American volcanologist

William Ingersoll Rose, known as Bill Rose (1944 - 17 July 2025), was emeritus professor of petrology at Michigan Technological University. He was best known for his work in the field of volcanology and remote sensing.

==Career==
Rose was born in 1944 in Detroit, Michigan to William Ingersoll Rose and Mary Jane (nee Brown). At the age of five, Rose moved with his family to Corrales, New Mexico. He studied geography and geology at Dartmouth College from 1962-1966, graduating with a BA. He remained at Dartmouth to complete a PhD under the supervision of Professor Richard Stoiber, from 1966 to 1970. He took up a faculty position at Michigan Tech in September 1970.

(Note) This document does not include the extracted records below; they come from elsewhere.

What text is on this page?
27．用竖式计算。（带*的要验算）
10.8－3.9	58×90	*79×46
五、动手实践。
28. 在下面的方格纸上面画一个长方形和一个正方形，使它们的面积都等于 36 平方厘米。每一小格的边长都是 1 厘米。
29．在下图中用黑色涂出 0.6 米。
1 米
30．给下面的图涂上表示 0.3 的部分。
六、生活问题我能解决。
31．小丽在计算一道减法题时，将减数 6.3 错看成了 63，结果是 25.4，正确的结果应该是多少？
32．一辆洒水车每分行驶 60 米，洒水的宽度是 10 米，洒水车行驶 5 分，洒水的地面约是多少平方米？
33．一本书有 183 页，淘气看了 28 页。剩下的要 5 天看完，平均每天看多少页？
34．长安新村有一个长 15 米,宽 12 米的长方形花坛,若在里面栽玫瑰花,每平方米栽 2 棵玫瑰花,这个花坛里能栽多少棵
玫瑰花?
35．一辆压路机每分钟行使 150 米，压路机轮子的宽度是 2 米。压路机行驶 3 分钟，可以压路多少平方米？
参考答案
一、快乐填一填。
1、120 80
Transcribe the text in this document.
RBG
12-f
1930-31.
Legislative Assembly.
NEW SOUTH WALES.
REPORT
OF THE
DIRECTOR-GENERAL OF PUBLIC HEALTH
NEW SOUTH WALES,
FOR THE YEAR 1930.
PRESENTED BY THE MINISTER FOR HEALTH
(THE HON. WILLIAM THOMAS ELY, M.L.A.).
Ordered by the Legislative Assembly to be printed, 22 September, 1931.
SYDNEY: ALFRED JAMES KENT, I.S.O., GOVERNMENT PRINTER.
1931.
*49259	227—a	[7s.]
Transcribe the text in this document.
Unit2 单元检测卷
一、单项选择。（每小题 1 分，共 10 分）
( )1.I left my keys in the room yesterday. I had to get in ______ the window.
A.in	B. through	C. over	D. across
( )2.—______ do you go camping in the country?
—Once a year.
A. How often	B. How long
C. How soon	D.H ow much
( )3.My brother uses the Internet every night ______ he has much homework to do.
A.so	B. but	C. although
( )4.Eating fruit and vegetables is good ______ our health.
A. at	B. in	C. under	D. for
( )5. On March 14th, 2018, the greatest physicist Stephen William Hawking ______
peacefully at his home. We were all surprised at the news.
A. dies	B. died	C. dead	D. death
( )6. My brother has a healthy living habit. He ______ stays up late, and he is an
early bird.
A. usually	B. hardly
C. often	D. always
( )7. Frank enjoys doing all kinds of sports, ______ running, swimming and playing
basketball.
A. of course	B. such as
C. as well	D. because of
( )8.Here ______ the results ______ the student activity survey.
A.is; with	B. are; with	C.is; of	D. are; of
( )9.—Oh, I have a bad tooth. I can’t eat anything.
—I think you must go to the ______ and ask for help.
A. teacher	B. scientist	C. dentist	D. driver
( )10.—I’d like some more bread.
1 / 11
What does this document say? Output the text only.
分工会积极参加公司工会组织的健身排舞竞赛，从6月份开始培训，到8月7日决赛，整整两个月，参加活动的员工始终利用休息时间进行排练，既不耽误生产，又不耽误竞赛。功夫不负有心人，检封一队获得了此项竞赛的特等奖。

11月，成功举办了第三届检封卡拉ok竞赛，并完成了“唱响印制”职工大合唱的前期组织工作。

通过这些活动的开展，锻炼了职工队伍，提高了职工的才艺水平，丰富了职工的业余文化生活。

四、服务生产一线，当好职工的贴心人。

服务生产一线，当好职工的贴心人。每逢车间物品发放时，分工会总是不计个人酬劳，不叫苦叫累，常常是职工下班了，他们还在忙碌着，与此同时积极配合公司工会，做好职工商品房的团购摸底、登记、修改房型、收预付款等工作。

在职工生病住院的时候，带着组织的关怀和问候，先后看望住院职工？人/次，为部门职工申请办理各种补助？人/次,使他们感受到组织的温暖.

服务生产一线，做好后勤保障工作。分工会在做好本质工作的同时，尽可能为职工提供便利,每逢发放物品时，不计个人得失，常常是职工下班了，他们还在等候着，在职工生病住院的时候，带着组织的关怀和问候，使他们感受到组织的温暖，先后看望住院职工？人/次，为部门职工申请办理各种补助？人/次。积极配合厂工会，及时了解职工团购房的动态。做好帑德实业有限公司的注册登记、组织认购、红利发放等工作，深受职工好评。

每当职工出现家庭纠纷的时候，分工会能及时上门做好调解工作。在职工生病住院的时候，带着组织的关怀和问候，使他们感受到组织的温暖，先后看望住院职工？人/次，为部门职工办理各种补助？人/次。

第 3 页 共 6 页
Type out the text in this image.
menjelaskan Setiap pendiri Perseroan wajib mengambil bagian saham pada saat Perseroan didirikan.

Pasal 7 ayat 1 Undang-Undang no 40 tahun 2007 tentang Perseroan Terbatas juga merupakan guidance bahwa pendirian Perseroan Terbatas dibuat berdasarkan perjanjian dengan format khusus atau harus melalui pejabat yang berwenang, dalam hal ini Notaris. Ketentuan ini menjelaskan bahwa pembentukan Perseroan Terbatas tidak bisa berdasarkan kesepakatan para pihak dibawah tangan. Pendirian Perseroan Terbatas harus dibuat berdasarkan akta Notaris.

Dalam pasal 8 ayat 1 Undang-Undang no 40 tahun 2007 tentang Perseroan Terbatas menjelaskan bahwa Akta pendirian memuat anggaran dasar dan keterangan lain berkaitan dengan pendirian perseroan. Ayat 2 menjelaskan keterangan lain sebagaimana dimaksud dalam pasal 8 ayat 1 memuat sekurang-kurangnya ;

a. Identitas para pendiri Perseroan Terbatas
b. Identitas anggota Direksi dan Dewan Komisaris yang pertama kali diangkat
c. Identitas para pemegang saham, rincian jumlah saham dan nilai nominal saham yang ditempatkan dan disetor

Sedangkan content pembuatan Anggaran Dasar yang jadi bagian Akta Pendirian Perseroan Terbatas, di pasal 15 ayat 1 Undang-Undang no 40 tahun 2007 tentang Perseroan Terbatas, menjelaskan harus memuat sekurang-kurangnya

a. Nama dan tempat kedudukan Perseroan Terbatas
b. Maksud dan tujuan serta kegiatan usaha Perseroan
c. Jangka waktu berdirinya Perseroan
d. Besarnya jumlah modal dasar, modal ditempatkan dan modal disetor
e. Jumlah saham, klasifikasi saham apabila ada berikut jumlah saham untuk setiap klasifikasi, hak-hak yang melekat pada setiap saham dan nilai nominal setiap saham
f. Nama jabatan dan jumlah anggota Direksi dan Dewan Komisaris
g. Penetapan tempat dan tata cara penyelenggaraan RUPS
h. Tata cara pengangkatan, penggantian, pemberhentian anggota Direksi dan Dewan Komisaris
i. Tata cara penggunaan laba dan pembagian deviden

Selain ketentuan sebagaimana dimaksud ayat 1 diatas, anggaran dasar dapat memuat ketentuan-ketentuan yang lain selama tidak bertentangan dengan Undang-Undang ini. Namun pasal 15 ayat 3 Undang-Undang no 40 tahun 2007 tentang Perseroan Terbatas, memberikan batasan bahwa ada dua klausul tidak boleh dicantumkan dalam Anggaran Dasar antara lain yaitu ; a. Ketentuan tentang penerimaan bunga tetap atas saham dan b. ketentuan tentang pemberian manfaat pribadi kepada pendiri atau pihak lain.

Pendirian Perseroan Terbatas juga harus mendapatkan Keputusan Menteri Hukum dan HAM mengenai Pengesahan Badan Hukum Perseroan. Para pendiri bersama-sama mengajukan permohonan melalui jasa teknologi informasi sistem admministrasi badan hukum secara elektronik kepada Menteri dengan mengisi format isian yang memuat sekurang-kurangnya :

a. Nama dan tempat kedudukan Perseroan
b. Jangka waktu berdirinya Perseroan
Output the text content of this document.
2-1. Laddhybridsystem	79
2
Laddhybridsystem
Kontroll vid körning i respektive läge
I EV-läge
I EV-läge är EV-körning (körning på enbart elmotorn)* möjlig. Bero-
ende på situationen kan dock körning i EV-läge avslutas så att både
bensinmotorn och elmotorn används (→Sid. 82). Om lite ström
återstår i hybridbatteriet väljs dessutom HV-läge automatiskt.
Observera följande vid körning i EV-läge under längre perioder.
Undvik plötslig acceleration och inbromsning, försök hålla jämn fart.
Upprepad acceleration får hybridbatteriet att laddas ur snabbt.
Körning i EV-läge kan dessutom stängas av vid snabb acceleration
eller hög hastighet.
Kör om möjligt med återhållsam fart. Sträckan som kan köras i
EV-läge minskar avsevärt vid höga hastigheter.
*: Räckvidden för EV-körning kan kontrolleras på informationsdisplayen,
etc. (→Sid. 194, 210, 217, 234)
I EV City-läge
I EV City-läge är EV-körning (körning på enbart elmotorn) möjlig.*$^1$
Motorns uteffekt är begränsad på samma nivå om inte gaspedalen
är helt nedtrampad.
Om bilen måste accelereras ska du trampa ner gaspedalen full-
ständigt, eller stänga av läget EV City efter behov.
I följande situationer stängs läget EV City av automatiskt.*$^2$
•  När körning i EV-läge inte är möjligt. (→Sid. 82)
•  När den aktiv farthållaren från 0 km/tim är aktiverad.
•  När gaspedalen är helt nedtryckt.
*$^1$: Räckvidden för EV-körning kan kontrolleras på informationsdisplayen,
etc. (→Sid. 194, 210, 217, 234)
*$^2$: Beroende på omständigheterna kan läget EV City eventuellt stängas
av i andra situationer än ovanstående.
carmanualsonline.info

From 1970 to 1990, he rose from Assistant Professor in Petrology to full Professor at Michigan Technological University, and was appointed Research Professor in 2011. He served as chair of the Department of Geological and Mining Engineering and Sciences from 1990 to 1998. Rose also spent periods as visiting scientist or visiting fellow at NCAR, USGS, Volcanological Survey of Indonesia, Cascades Volcano Observatory and Bristol University.

In his career, Rose worked across a wide range of topics in volcanology. His early work with Stoiber included studies of the fumaroles and incrustations at steaming volcanoes across Central America. He worked extensively on volcanic gas and ash emissions from volcanic systems, and on processes in volcanic plumes, and on the detection of ice in eruption plumes from remote sensing data. Rose spent much of his career working on the volcanoes of Central America. He established programmes and activities for training in the region, and edited several books on the topics of volcanism and hazards in that region.

During his retirement, Rose remained active, and developed new themes in the area of geoheritage with a particular focus on the Copper Country of the Keweenaw Peninsula and Isle Royale.

==Recognition and awards==
Rose was awarded the 2002 N. L. Bowen Award of the American Geophysical Union for his contributions to geosciences, volcanology and remote sensing. In 2013, Rose was elected Fellow of the American Geophysical Union, in recognition of his scientific contributions and eminence in the field.

==Family==
Rose married Nanno in 1967, and they had two children. He died in Eagle Harbor, Michigan in July 2025.